Lachaise created the larger-than-life plaster model of Floating Figure at his country home in Georgetown, Maine, in three weeks’ time. The full-scale plaster model of Floating Figure was exhibited as Woman in Lachaise’s important show at the Brummer Gallery, New York, in early 1928, when it was described as “a seated woman who by the power of her gestures seems suspended in space,” and envisioned in a garden setting.
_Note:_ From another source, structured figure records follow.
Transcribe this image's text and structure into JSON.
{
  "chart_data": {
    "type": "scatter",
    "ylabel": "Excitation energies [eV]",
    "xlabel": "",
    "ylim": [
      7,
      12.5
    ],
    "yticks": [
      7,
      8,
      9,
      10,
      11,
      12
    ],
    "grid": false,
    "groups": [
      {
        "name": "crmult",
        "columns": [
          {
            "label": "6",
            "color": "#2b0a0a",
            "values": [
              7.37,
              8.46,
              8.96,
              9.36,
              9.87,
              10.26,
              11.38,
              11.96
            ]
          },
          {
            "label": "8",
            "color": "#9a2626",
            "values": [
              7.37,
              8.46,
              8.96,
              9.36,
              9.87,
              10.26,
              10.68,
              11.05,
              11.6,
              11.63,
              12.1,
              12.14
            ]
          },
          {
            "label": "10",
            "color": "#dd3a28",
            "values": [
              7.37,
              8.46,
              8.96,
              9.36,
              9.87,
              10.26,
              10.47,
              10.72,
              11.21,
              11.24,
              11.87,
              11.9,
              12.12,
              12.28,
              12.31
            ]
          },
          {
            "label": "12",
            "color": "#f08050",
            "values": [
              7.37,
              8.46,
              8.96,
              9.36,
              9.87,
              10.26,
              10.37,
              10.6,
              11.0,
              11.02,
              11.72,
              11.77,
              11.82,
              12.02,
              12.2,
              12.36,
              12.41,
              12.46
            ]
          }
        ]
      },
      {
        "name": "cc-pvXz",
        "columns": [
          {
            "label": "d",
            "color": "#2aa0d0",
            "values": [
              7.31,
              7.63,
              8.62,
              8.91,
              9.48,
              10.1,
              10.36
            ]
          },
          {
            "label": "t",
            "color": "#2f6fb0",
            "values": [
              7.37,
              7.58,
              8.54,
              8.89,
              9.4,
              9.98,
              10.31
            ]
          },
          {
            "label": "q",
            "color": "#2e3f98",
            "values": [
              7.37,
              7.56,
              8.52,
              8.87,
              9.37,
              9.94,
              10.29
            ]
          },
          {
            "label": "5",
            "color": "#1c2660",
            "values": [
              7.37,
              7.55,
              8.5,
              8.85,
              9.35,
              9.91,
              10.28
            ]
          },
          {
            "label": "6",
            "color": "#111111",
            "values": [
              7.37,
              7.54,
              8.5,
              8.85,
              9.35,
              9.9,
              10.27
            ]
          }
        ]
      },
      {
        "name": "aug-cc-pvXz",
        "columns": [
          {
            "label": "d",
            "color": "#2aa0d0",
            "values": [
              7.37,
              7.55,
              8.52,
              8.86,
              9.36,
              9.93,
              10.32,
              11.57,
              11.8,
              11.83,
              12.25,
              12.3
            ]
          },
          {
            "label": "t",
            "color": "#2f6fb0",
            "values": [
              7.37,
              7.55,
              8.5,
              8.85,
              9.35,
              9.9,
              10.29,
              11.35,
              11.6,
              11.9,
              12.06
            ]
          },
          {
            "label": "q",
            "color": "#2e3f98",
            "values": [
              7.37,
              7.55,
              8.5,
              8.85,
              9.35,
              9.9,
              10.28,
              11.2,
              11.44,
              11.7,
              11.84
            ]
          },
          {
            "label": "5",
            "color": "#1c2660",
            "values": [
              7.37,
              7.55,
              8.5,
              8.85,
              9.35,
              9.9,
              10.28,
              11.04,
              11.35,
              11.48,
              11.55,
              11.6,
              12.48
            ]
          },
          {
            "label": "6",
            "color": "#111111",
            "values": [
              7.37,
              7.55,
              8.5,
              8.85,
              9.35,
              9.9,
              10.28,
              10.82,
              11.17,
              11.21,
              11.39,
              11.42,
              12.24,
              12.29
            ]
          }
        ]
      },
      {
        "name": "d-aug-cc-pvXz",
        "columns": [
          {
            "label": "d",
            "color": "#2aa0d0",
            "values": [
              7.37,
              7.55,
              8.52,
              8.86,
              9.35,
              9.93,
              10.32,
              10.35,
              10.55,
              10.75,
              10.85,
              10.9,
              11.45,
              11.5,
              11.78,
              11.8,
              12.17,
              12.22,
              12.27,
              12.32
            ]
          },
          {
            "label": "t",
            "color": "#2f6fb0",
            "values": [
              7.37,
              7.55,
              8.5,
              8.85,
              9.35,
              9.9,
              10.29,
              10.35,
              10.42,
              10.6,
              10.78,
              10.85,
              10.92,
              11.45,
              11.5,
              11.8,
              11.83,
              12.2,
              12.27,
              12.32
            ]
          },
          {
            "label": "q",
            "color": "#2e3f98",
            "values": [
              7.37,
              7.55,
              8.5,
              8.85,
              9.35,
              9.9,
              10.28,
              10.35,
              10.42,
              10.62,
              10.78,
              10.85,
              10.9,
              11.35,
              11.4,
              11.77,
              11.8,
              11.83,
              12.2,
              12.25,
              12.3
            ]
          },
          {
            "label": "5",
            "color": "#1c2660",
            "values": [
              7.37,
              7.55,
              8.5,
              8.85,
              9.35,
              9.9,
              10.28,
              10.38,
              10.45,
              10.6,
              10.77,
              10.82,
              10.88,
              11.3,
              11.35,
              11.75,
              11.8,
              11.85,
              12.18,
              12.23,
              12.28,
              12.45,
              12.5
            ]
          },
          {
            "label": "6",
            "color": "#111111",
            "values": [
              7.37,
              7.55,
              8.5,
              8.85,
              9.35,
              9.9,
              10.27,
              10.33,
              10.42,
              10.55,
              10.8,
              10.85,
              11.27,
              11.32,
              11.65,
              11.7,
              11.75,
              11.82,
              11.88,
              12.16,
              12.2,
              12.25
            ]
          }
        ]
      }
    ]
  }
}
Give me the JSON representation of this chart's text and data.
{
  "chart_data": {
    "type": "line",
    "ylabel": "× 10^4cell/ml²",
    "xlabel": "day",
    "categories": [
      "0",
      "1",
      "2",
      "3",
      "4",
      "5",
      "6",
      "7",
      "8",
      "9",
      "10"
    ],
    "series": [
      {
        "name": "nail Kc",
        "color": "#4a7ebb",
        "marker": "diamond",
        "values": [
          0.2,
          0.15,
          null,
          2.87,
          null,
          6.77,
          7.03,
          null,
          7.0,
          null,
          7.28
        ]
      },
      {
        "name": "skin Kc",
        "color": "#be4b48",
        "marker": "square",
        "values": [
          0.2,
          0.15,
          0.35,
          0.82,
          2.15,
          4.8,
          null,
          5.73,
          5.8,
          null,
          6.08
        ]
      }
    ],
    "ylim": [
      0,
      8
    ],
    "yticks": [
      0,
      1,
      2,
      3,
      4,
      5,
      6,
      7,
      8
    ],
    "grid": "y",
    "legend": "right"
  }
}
Lachaise had the full-scale model cast in bronze in December 1934/January 1935, in time for inclusion, as Floating Woman, in his retrospective exhibition at the Museum of Modern Art, New York, in early 1935; the show also included a bronze cast of the refashioned statuette (now owned by the Santa Barbara Museum of Art, Santa Barbara, California). The foundry that produced the first cast of Floating Figure is unknown, although it was very likely either the Gargani or the Kunst foundry, both of which Lachaise was using around that time. The cast was donated in 1937 to the Museum of Modern Art, and was dramatically displayed in the museum’s garden for many years.

==Casts==
In addition to the Museum of Modern Art cast of Floating Figure, eight bronze casts have been made. An edition of seven casts was produced between 1963 and 2005 for the Lachaise Foundation by the Modern Art Foundry in Queens, New York. The first five casts in the edition were acquired by the Society Hill Project in Philadelphia ([1/7], cast 1963), the Ray Stark Collection in Beverly Hills, California (2/7, cast by 1968), the Sheldon Museum of Art at the University of Nebraska–Lincoln in Lincoln, Nebraska (3/7, cast 1968/1969), the Putnam Collection of Sculpture at Princeton University in New Jersey (4/7, cast 1968/1969), and the National Gallery of Australia in Canberra (5/7, cast 1980). An Artist’s Proof was made in 2015 for the Lachaise Foundation, also by the Modern Art Foundry, and was donated in 2019 to the Musée d’Art Moderne de Paris.